I got my sea legs but I don't know when I will get my sea deck. ;D


----------



## eric__the_angler (Dec 18, 2006)

thanks, I'll check it out


----------



## eric__the_angler (Dec 18, 2006)

Cptn Ron where's your shop? I'd rather spend my money with you guys


----------



## Guest (Dec 1, 2007)

> Cptn Ron where's your shop? I'd rather spend my money with you guys


I'm currently in Odessa but moving to Port Richey - started tonight.


----------



## eric__the_angler (Dec 18, 2006)

I am in port orange, usually, but travel to and have relatives in the tampa area, does it sound like something you could fix while I wait or what?


----------



## Guest (Dec 1, 2007)

> I am in port orange, usually, but travel to and have relatives in the tampa area, does it sound like something you could fix while I wait or what?



What are we fixing?


----------



## eric__the_angler (Dec 18, 2006)

looks like port richie is 6 mi. closer but less interstate travel


----------



## eric__the_angler (Dec 18, 2006)

sorry sent you a pm with the details its a stiffy extreme


----------



## Guest (Dec 1, 2007)

> sorry sent you a pm with the details its a stiffy extreme


OK, sorry, I can multi-task but get confused when switching between PM's and threads. :-[ Just don't pick on the old man.


----------



## eric__the_angler (Dec 18, 2006)

would not pick on the elders on respect did you see the details?


----------



## eric__the_angler (Dec 18, 2006)

and does a reply show up automatically or do you have to refresh every minute?


----------



## Guest (Dec 1, 2007)

> and does a reply show up automatically or do you have to refresh every minute?

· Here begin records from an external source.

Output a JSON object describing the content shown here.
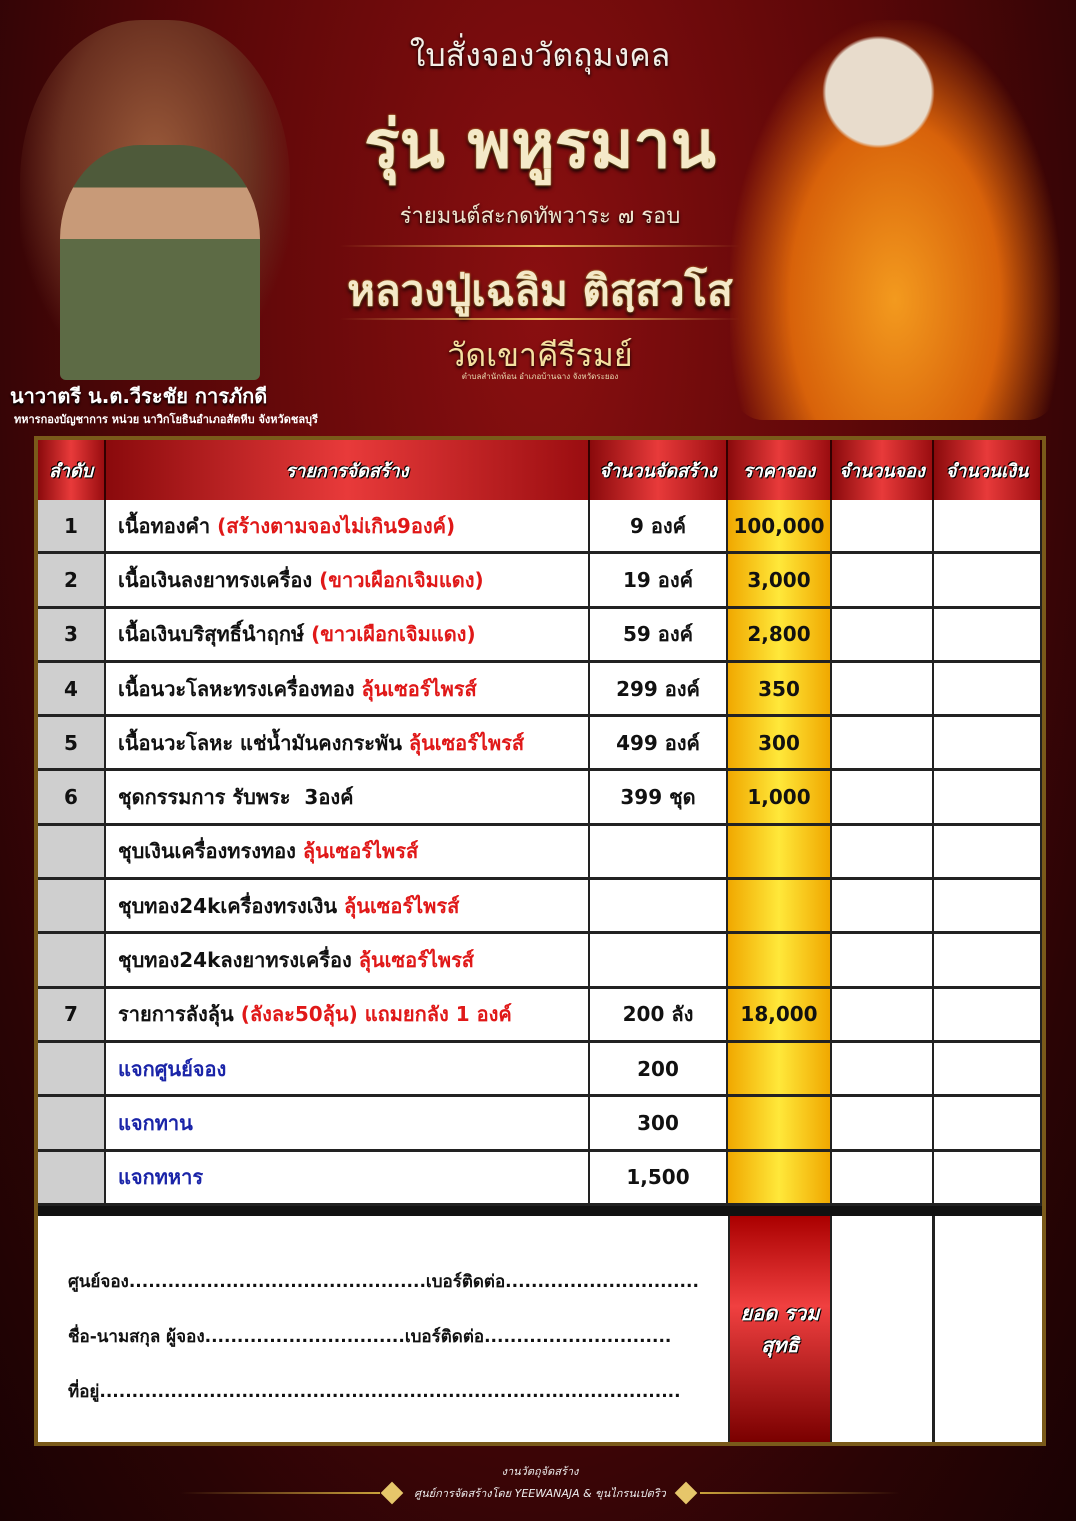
{
  "header": {
    "order_form_title": "ใบสั่งจองวัตถุมงคล",
    "edition": "รุ่น พหูรมาน",
    "subtitle": "ร่ายมนต์สะกดทัพวาระ ๗ รอบ",
    "monk_name": "หลวงปู่เฉลิม ติสฺสวโส",
    "temple": "วัดเขาคีรีรมย์",
    "temple_location": "ตำบลสำนักท้อน อำเภอบ้านฉาง จังหวัดระยอง",
    "sponsor_name": "นาวาตรี น.ต.วีระชัย การภักดี",
    "sponsor_unit": "ทหารกองบัญชาการ หน่วย นาวิกโยธินอำเภอสัตหีบ จังหวัดชลบุรี"
  },
  "table": {
    "columns": [
      "ลำดับ",
      "รายการจัดสร้าง",
      "จำนวนจัดสร้าง",
      "ราคาจอง",
      "จำนวนจอง",
      "จำนวนเงิน"
    ],
    "rows": [
      {
        "no": "1",
        "item": "เนื้อทองคำ ",
        "note": "(สร้างตามจองไม่เกิน9องค์)",
        "note_color": "red",
        "qty": "9 องค์",
        "price": "100,000"
      },
      {
        "no": "2",
        "item": "เนื้อเงินลงยาทรงเครื่อง ",
        "note": "(ขาวเผือกเจิมแดง)",
        "note_color": "red",
        "qty": "19 องค์",
        "price": "3,000"
      },
      {
        "no": "3",
        "item": "เนื้อเงินบริสุทธิ์นำฤกษ์ ",
        "note": "(ขาวเผือกเจิมแดง)",
        "note_color": "red",
        "qty": "59 องค์",
        "price": "2,800"
      },
      {
        "no": "4",
        "item": "เนื้อนวะโลหะทรงเครื่องทอง ",
        "note": "ลุ้นเซอร์ไพรส์",
        "note_color": "red",
        "qty": "299 องค์",
        "price": "350"
      },
      {
        "no": "5",
        "item": "เนื้อนวะโลหะ แช่น้ำมันคงกระพัน ",
        "note": "ลุ้นเซอร์ไพรส์",
        "note_color": "red",
        "qty": "499 องค์",
        "price": "300"
      },
      {
        "no": "6",
        "item": "ชุดกรรมการ รับพระ  3องค์",
        "note": "",
        "note_color": "red",
        "qty": "399 ชุด",
        "price": "1,000"
      },
      {
        "no": "",
        "item": "ชุบเงินเครื่องทรงทอง ",
        "note": "ลุ้นเซอร์ไพรส์",
        "note_color": "red",
        "qty": "",
        "price": ""
      },
      {
        "no": "",
        "item": "ชุบทอง24kเครื่องทรงเงิน ",
        "note": "ลุ้นเซอร์ไพรส์",
        "note_color": "red",
        "qty": "",
        "price": ""
      },
      {
        "no": "",
        "item": "ชุบทอง24kลงยาทรงเครื่อง ",
        "note": "ลุ้นเซอร์ไพรส์",
        "note_color": "red",
        "qty": "",
        "price": ""
      },
      {
        "no": "7",
        "item": "รายการลังลุ้น ",
        "note": "(ลังละ50ลุ้น) แถมยกลัง 1 องค์",
        "note_color": "red",
        "qty": "200 ลัง",
        "price": "18,000"
      },
      {
        "no": "",
        "item": "",
        "note": "แจกศูนย์จอง",
        "note_color": "blue",
        "qty": "200",
        "price": ""
      },
      {
        "no": "",
        "item": "",
        "note": "แจกทาน",
        "note_color": "blue",
        "qty": "300",
        "price": ""
      },
      {
        "no": "",
        "item": "",
        "note": "แจกทหาร",
        "note_color": "blue",
        "qty": "1,500",
        "price": ""
      }
    ]
  },
  "form": {
    "center_line": "ศูนย์จอง..............................................เบอร์ติดต่อ..............................",
    "name_line": "ชื่อ-นามสกุล ผู้จอง...............................เบอร์ติดต่อ.............................",
    "address_line": "ที่อยู่..........................................................................................",
    "total_label": "ยอด รวมสุทธิ"
  },
  "footer": {
    "line1": "งานวัตถุจัดสร้าง",
    "line2": "ศูนย์การจัดสร้างโดย  YEEWANAJA & ขุนไกรนเปตริว"
  },
  "colors": {
    "header_red": "#e83a3a",
    "price_gold": "#ffe83a",
    "note_red": "#e01818",
    "note_blue": "#1a24a8",
    "background": "#5a0708"
  }
}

I refresh. I'm very active lately.


----------



## eric__the_angler (Dec 18, 2006)

I am getting a 5 minute delay, did you see the details in the pm i sent ya?


----------



## Guest (Dec 1, 2007)

> I am getting a 5 minute delay, did you see the details in the pm i sent ya?


Yep. Read and I'll try to get back w/you tomorrow. Still have welding to do and need some sleep. 4:30 is getting close.


----------



## eric__the_angler (Dec 18, 2006)

understandable have a good one


----------